Using a related approach, Swiss company HypoPet has been trying to vaccinate cats directly against its “Fel d1” protein for nearly ten years. This should allow them to produce antibodies against it and thus remove it from the circulation. To do this, the company uses a genetically modified (recombinant) variant of the protein, along with a harmless portion of tetanus toxin, to activate the immune system against the antigen. In a pilot study in 18 cats, the amount of “Fel d1” was reduced by half after about 40 days.
A stroke is ten minutes longer
Next, HypoPet wants to know if the effect will last or if regular booster vaccinations are necessary. In any case, it is certain that her body produced so-called IgG antibodies in response to the vaccination – one of a total of five types of immunoglobulin (Ig). This strain is not involved in allergic reactions and is the same as that produced in desensitization treatments. On the other hand, there is an overproduction of IgE antibodies in those with allergies.
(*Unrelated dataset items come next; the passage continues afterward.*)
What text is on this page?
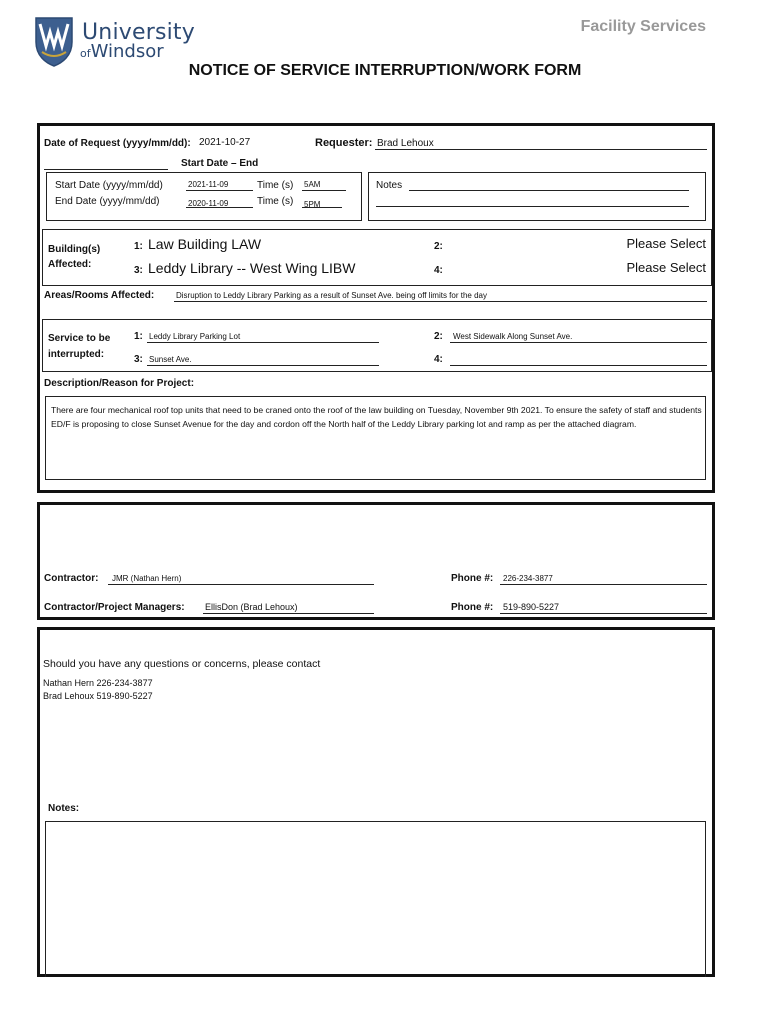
University
ofWindsor
Facility Services
NOTICE OF SERVICE INTERRUPTION/WORK FORM
Date of Request (yyyy/mm/dd): 2021-10-27	Requester: Brad Lehoux
Start Date – End
Start Date (yyyy/mm/dd)	2021-11-09	Time (s) 5AM
End Date (yyyy/mm/dd)	2020-11-09	Time (s) 5PM
Notes
Building(s)
Affected:
1: Law Building LAW
3: Leddy Library -- West Wing LIBW
2:	Please Select
4:	Please Select
Areas/Rooms Affected:	Disruption to Leddy Library Parking as a result of Sunset Ave. being off limits for the day
Service to be
interrupted:
1: Leddy Library Parking Lot
3: Sunset Ave.
2: West Sidewalk Along Sunset Ave.
4:
Description/Reason for Project:
There are four mechanical roof top units that need to be craned onto the roof of the law building on Tuesday, November 9th 2021. To ensure the safety of staff and students ED/F is proposing to close Sunset Avenue for the day and cordon off the North half of the Leddy Library parking lot and ramp as per the attached diagram.
Contractor: JMR (Nathan Hern)	Phone #: 226-234-3877
Contractor/Project Managers: EllisDon (Brad Lehoux)	Phone #: 519-890-5227
Should you have any questions or concerns, please contact
Nathan Hern 226-234-3877
Brad Lehoux 519-890-5227
Notes:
In further tests, owners reported that they were able to pet their animals for an average of ten minutes longer than before: 27 instead of 17 minutes. This shows that there is still a long way to go before a lasting effect is achieved – and perhaps even longer before allergy sufferers have no symptoms at all. Hypo Pets are planning clinical trials with the owners themselves and will also attempt to use the same technology to combat potentially life-threatening allergies as those to peanuts.
“Current treatments only reduce allergy symptoms or are only partially effective,” Brackett sums up. “Our approach to targeting the Fel d1 protein with CRISPR would be the first treatment option that can remove a major allergen directly at the source. That would be a major advance.”